Так в процессе манипулирования с объектами может случайно мелькнуть действие, символически напоминающее ему о чем-то, ребенок задумывается и может в этот момент расширить свой репертуар. Если же взрослый не предлагает своего толкования, ребенок сам еще не может озвучить то, что получилось, так как фраза: «они смотрят друг на друга», — ей недоступна, и эта случайная позиция пропадает, так и не став игровым репертуаром. К.Гарвей отмечала, что каждый поведенческий паттерн может пойти по игровому и неигровому пути. И даже большинство времени игровой поведенческий паттерн может проявляться так же, как и аналогичный неигровой поведенческий паттерн (Оагуау С.).

Опять баночки выстраивает в ряд, потом две баночки ставит друг на друга, а сверху устанавливает неваляшку. Теперь Вера надевает маленькую баночку сверху на неваляшку, наклоняется и замирает (это похоже на куклу в шляпе).

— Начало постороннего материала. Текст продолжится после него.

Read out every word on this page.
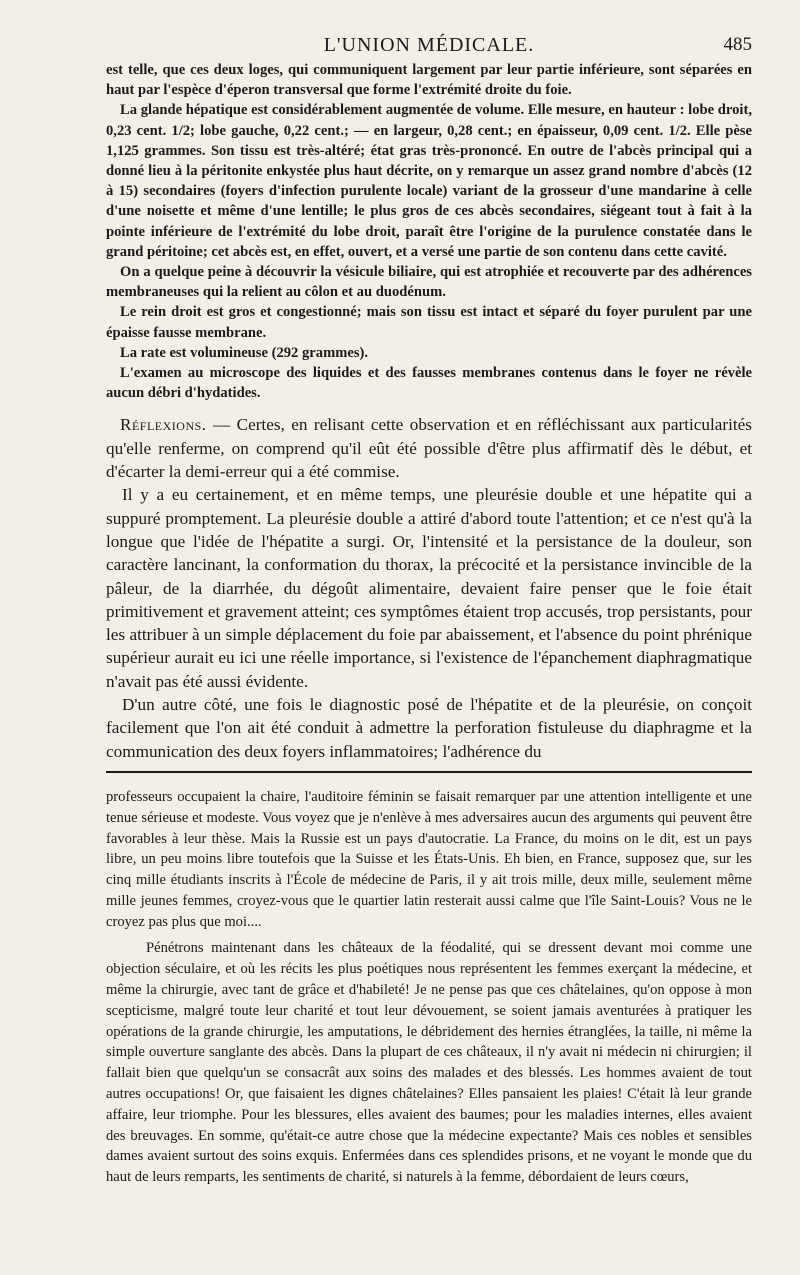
L'UNION MÉDICALE.	485

est telle, que ces deux loges, qui communiquent largement par leur partie inférieure, sont séparées en haut par l'espèce d'éperon transversal que forme l'extrémité droite du foie.

La glande hépatique est considérablement augmentée de volume. Elle mesure, en hauteur : lobe droit, 0,23 cent. 1/2; lobe gauche, 0,22 cent.; — en largeur, 0,28 cent.; en épaisseur, 0,09 cent. 1/2. Elle pèse 1,125 grammes. Son tissu est très-altéré; état gras très-prononcé. En outre de l'abcès principal qui a donné lieu à la péritonite enkystée plus haut décrite, on y remarque un assez grand nombre d'abcès (12 à 15) secondaires (foyers d'infection purulente locale) variant de la grosseur d'une mandarine à celle d'une noisette et même d'une lentille; le plus gros de ces abcès secondaires, siégeant tout à fait à la pointe inférieure de l'extrémité du lobe droit, paraît être l'origine de la purulence constatée dans le grand péritoine; cet abcès est, en effet, ouvert, et a versé une partie de son contenu dans cette cavité.

On a quelque peine à découvrir la vésicule biliaire, qui est atrophiée et recouverte par des adhérences membraneuses qui la relient au côlon et au duodénum.

Le rein droit est gros et congestionné; mais son tissu est intact et séparé du foyer purulent par une épaisse fausse membrane.

La rate est volumineuse (292 grammes).

L'examen au microscope des liquides et des fausses membranes contenus dans le foyer ne révèle aucun débri d'hydatides.

Réflexions. — Certes, en relisant cette observation et en réfléchissant aux particularités qu'elle renferme, on comprend qu'il eût été possible d'être plus affirmatif dès le début, et d'écarter la demi-erreur qui a été commise.

Il y a eu certainement, et en même temps, une pleurésie double et une hépatite qui a suppuré promptement. La pleurésie double a attiré d'abord toute l'attention; et ce n'est qu'à la longue que l'idée de l'hépatite a surgi. Or, l'intensité et la persistance de la douleur, son caractère lancinant, la conformation du thorax, la précocité et la persistance invincible de la pâleur, de la diarrhée, du dégoût alimentaire, devaient faire penser que le foie était primitivement et gravement atteint; ces symptômes étaient trop accusés, trop persistants, pour les attribuer à un simple déplacement du foie par abaissement, et l'absence du point phrénique supérieur aurait eu ici une réelle importance, si l'existence de l'épanchement diaphragmatique n'avait pas été aussi évidente.

D'un autre côté, une fois le diagnostic posé de l'hépatite et de la pleurésie, on conçoit facilement que l'on ait été conduit à admettre la perforation fistuleuse du diaphragme et la communication des deux foyers inflammatoires; l'adhérence du

professeurs occupaient la chaire, l'auditoire féminin se faisait remarquer par une attention intelligente et une tenue sérieuse et modeste. Vous voyez que je n'enlève à mes adversaires aucun des arguments qui peuvent être favorables à leur thèse. Mais la Russie est un pays d'autocratie. La France, du moins on le dit, est un pays libre, un peu moins libre toutefois que la Suisse et les États-Unis. Eh bien, en France, supposez que, sur les cinq mille étudiants inscrits à l'École de médecine de Paris, il y ait trois mille, deux mille, seulement même mille jeunes femmes, croyez-vous que le quartier latin resterait aussi calme que l'île Saint-Louis? Vous ne le croyez pas plus que moi....

Pénétrons maintenant dans les châteaux de la féodalité, qui se dressent devant moi comme une objection séculaire, et où les récits les plus poétiques nous représentent les femmes exerçant la médecine, et même la chirurgie, avec tant de grâce et d'habileté! Je ne pense pas que ces châtelaines, qu'on oppose à mon scepticisme, malgré toute leur charité et tout leur dévouement, se soient jamais aventurées à pratiquer les opérations de la grande chirurgie, les amputations, le débridement des hernies étranglées, la taille, ni même la simple ouverture sanglante des abcès. Dans la plupart de ces châteaux, il n'y avait ni médecin ni chirurgien; il fallait bien que quelqu'un se consacrât aux soins des malades et des blessés. Les hommes avaient de tout autres occupations! Or, que faisaient les dignes châtelaines? Elles pansaient les plaies! C'était là leur grande affaire, leur triomphe. Pour les blessures, elles avaient des baumes; pour les maladies internes, elles avaient des breuvages. En somme, qu'était-ce autre chose que la médecine expectante? Mais ces nobles et sensibles dames avaient surtout des soins exquis. Enfermées dans ces splendides prisons, et ne voyant le monde que du haut de leurs remparts, les sentiments de charité, si naturels à la femme, débordaient de leurs cœurs,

Но взрослый молчит, и этот результат манипуляции также не стал изобразительным приемом ребенка. Сама девочка не решается и не может сказать, что кукла оказалась в шляпе, хотя произнести слово «шляпа» она уже может. Но в этом возрасте практически вся игра осуществляется ребенком молча. Позиция потеряна, однако продолжается непрерывный исследовательский процесс, ставятся новые эксперименты с помощью многообразного манипулирования хорошо знакомыми предметами. Преобладание процессов манипулирования с игрушками для этого возраста закономерно, так как для знакомства с предметами вообще это наилучший путь.

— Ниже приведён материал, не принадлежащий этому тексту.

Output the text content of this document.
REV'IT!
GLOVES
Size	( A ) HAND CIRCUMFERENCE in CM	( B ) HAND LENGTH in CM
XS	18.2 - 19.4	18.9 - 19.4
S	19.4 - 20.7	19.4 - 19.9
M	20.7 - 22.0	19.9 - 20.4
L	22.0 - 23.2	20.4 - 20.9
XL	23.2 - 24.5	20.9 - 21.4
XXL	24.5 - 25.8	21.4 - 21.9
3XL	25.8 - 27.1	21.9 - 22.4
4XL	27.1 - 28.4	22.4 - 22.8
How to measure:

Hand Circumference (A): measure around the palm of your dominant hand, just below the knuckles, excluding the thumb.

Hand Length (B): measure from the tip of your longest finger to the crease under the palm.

Вера берет другую куклу, кладет ее на тряпочку. (Манипулирование или отобразителъное действие?) Снова пытается уложить неваляшку, быстро соглашается с невыполнимостью задачи, но через мгновение возвращается к ней снова, своим упорством вызывая у меня восхищение.

 

Берет в руки сумочку и начинает закрывать и открывать «молнию» на сумочке, неожиданно роняет игрушки на пол, смотрит выжидательно на взрослого, присаживается и начинает катать упавшую машинку на полу. Потом ставит машинку на баночку и начинает собирать игрушки в сумочку.

Мы должны признать, что, скорее всего, все эти действия должны быть отнесены в разряд игры-манипулирования. Л.С.Выготский писал, что развитие восприятия непосредственно связано с мотори-кой, и является одним из моментов в целостном сенсорном процессе и лишь постепенно с годами начинает приобретать значительную самостоятельность, и освобождается от этой связи с моторикой. Ск. Даулинг утверждает с позиции психоанализа, что сенсорно-моторный процесс мышления, подобно всем ранним организациям, продолжает действовать недоминирующим образом на протяжении всей жизни. Мы можем вертеть ключи, похлопывать рукой по столу, катать хлебный шарик, не наполняя эти действия символическим смыслом.

Вере дали набор из 12 животных, Девочка рассмотрела их по одной игрушке, показала взрослому, в некоторых случаях попыталась повторить за взрослым названия животных, хотела назвать львицу собакой, ее поправили, и она оставила набор.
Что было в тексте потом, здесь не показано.